Our philosophy behind this process is that retirement income generation needs to be an ongoing process that is proactively managed, as opposed to being a one-time strategy put together at the time of retirement. An intentional, proactive approach allows a client to adjust for varying factors that are sure to change throughout their retirement, such as their spending habits, inflation and market performance.

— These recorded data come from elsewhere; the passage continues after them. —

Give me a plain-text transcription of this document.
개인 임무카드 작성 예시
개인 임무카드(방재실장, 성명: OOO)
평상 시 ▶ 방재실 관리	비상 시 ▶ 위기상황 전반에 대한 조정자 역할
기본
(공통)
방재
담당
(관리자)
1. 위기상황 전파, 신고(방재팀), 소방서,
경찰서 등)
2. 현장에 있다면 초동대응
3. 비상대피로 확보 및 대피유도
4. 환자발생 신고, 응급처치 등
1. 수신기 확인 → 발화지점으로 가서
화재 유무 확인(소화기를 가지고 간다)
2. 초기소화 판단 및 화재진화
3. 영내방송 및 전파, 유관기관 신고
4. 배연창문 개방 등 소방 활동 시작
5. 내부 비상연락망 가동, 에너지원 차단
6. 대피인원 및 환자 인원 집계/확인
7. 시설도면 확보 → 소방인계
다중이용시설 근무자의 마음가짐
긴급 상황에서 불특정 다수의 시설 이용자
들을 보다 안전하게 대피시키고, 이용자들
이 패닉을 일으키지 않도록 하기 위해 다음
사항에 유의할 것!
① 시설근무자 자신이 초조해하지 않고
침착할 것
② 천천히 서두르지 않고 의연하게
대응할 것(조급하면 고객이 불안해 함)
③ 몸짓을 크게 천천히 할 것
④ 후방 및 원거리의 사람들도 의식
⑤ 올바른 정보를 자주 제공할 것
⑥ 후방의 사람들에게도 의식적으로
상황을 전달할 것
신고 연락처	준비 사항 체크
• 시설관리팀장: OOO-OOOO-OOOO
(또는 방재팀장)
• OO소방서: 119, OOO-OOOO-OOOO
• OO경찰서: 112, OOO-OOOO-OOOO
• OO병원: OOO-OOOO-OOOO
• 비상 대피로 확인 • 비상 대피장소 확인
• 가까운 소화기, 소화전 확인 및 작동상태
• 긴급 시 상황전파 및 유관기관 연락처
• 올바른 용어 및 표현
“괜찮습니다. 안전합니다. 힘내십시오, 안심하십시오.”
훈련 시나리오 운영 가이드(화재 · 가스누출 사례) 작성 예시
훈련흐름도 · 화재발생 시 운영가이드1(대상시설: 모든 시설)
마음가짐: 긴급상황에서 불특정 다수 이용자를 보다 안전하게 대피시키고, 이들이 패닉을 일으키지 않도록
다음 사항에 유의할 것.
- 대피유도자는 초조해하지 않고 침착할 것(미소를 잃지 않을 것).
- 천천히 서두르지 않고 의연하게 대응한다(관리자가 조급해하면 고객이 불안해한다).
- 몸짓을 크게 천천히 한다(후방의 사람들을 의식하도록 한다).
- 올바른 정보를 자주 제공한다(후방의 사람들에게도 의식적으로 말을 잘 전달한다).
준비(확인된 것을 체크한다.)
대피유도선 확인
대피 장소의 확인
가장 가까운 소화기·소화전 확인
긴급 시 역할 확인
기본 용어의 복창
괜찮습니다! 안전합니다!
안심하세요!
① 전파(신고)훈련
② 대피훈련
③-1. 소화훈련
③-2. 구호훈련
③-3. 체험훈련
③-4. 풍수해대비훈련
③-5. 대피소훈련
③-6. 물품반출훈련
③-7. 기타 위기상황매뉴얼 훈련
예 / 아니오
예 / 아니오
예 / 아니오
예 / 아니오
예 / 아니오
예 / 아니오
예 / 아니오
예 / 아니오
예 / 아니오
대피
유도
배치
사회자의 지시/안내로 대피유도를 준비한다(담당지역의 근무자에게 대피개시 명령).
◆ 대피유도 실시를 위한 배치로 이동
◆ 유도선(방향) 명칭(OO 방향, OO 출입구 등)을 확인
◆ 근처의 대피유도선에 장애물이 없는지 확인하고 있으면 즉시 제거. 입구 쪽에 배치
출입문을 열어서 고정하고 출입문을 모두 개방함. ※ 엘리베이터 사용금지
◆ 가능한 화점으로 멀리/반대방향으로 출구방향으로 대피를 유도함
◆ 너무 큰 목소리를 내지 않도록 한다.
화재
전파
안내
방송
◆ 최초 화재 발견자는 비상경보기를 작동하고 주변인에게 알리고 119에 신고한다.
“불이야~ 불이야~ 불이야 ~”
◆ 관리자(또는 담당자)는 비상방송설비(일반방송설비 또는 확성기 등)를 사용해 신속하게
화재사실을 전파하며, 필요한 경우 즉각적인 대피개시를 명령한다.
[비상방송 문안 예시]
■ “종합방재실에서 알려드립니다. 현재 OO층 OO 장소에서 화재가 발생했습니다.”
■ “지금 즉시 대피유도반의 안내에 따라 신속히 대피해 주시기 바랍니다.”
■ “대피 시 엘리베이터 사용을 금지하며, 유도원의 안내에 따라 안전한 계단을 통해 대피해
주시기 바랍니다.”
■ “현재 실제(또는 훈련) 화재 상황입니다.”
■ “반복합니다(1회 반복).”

We also look to academia to guide us regarding assumptions we make within a plan. For example, we are told that 73% of women age 65 and 55% of men age 65 are likely to need some form of long term medical care in their lifetime. This creates a risk that needs to be accounted for on an ongoing basis in a retirement income plan. We are also aware of the sequence-of-returns risk that retirees face. That is, retirement outcomes are greatly influenced by investment returns realized during the first few years of retirement. Good returns can lead to outstanding outcomes down the road, while poor returns can significantly hurt a retirement income plan in the later years of retirement. This is another risk that we need to take into account when we build a plan.
We will explore a few more components of retirement income architecture over the next few weeks, such as a calculation we call the income-to-asset ratio that helps discern if spending needs are in line with resources, how we build inflation assumptions into the plan, and the bucketing of assets approach we employ. We hope that this blog series gives you a deeper look the considerations necessary to building a retirement income plan.